Меня поразило, что моравский инженер, приехавший сюда налаживать станки и постоянно вспоминающий о своей деревушке, размышляет о таких вещах.
— Как же не размышлять, когда их и у нас полно.
— Божьих?
— Русских имею в виду, — сказал он, — но и божьих среди них, разумеется. Вы не представляете себе, сколько их после большевистской революции хлынуло из тех степей, из-за широких рек и разлилось по Европе! Пароходы в Константинополе ломились от господ, попов, мужиков и белогвардейцев. Вся Европа провоняла их православием и ладаном.

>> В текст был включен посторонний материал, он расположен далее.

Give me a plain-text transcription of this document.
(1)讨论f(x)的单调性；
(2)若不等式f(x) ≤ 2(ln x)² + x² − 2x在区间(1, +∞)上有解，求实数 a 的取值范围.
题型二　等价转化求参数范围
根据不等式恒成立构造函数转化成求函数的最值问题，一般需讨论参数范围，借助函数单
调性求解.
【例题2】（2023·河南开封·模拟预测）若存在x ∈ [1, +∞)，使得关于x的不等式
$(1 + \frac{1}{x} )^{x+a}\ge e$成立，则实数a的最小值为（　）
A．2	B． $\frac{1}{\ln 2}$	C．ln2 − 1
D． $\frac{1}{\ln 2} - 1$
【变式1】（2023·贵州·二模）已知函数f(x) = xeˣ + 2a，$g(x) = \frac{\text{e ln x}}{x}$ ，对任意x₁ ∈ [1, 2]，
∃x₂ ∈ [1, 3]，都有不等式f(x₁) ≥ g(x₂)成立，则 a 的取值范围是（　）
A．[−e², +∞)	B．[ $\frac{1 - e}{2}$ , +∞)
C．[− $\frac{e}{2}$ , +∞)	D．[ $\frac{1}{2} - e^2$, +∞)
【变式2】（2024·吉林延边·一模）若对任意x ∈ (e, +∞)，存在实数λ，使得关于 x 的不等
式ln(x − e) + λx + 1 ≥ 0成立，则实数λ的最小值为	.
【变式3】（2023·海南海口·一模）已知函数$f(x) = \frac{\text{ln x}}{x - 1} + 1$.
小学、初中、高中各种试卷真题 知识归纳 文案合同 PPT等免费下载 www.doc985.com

Интересно и образно говорил Ондра, однако слишком уж общо и не совсем то, что меня интересовало. Конечно же, все можно объяснить и так, но меня интересует, что собой представляет божий человек, что за видения его посещают? Ученые упорно бьются над вопросами телепатии, внушения и тому подобными, одержимо разыскивают людей с медиумическими способностями, но отчего-то никому не придет в голову исследовать под микроскопом такого вот блаженного, подвергнуть научному исследованию такого вот Федятина. Изначального человека. Нельзя из знаменитой Евы Ц. вытянуть бог весть что. И хотя она, без сомнения, лучший медиум из всех, жизнь ее проходит в спиритических салонах, в женском обществе. Поэтому представления ее хоть и выходят за границы ее собственных эманаций[4], все же не продвигаются дальше эротических картин и фаллических мотивов. Федятин же — иной мир. Я не сомневаюсь в этом, ибо тем утром что-то меня встревожило, я не знаю, что именно, нечто такое, чего я не могу постичь разумом. И сейчас, когда он блуждает по городу, который все же нечто иное, чем его Поволжье, или откуда он там взялся, осознает ли он, что кругом совершенно другой мир? Что все кругом переменилось? Ведь, судя по его облику и жестам, по его взгляду, он знает, что ничего не изменится. Неизменно то, что он носит глубоко в себе. Конечно, можно смотреть на вещи и с точки зрения кабатчика, мол, несколько странный псих, но в сущности всего лишь слюнявый пьяница и придурок. Но стоит мне именно так подумать, как возникает вопрос: почему именно он встал на моем пути в то новогоднее утро, почему в первый день года кричал он свое «Христос воскресе!» всем встречным и поперечным? Кроме того, по-моему, у них эти праздничные дни как-то иначе распределены. Возможно, его что-то взволновало: всеобщее веселье, яркие окна, пьяные на улицах. Одного мне не понять никогда: почему я должен был его встретить?